Does anybody see a pattern here?
The 07:28 post ends with "does anyone see a pattern here?". I suggest that the "pattern" for these postings seems to be ignoring the content of the report and blaming the DOE for everything.
LANL is not an innocent party. Look back to the CREM incident, when S-Division's concern, per Todd and John, was to protect LANL management. Period... Same with Walp/Doran. When security is about protecting management, not classified information, that's the problem.
The report fixes part of blame on the autonomy of the sites; "Negotiation begin when the order is issued". The DOE can't tell S-Division what to do; they can negotiate with them, and put performance goals in the contract. This is a slow and painful process; then an incident happens and all the DOE orders are applied before restart.
It is my belief that the creation of the NNSA was a huge mistake, pushed by Senator Domenici. The report points out many of the current problems with the NNSA scheme.
I encourage those reading this to address the report, which has some very good points, rather than attacking those who wrote the report. Reading the report would be a good start...
Anonymous : 9/04/2005 10:20:18 AM does not get it:

1. There was no lost CREM.

2. Walp and Doran were nothing more than LIARS who were only given credibility because the spineless UC leadership tumbled to their lawsuit and paid them off!
I have read the report. It is not factual, and like the defense bases threat, it is from the furtile imaginations of bureaucrats. The report does not look at the facts for how SNM is protected vs the incredible suggested scenarios for attach. This report, which is three years old, lead to DBT -- and to have POGO suggest that someone is "hiding something" is ridiculous.
9/04/2005 02:10,

Slow down dude, before you pop a vein or something. Your emotional attachment to this issue is clear, as evidenced by the fire-now-think-later nature of your post: bases rather than basis, attach rather than attack, dropped articles, etc...

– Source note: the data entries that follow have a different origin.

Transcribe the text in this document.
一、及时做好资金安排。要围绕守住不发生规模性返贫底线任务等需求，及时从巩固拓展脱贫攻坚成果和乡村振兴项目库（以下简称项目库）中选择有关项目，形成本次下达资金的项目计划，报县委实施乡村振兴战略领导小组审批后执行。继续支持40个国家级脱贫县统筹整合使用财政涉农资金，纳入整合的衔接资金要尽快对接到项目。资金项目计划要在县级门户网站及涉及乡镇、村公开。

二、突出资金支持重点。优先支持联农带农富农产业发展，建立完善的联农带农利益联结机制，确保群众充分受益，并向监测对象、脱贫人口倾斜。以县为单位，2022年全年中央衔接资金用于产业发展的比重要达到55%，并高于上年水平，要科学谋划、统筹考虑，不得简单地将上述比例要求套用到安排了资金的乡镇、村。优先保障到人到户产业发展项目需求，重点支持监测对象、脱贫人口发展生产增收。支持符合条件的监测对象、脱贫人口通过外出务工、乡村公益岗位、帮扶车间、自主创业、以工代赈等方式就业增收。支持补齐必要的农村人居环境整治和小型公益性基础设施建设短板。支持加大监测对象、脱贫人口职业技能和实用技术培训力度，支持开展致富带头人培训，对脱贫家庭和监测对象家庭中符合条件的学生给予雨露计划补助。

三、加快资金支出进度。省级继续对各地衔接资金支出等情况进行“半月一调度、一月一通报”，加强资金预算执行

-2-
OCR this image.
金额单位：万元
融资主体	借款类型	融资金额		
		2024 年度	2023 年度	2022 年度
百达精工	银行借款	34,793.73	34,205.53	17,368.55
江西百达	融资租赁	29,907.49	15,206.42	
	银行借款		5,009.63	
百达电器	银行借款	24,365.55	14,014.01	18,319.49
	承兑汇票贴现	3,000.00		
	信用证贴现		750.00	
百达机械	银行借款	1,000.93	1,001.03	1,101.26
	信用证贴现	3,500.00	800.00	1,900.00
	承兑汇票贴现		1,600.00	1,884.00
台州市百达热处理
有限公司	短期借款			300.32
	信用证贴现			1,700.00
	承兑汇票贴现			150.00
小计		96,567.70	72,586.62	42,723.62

Things are only incredible until they happen.
Anonymous : 9/04/2005 10:31:52 AM does not get it! The fact that many months went by before it could be determined whether or not any crem was lost is VERY disturbing. Surely, with all the doctorate degrees and high IQs up there, someone could come up with something better. Of course, PhD + IQ does not necessarily add up to common sense.
Anonymous at 9/06/2005 05:48:07 AM has it wrong. Apparently they new within a day or two that there was no lost CREM. It just took them a while to come up with a story.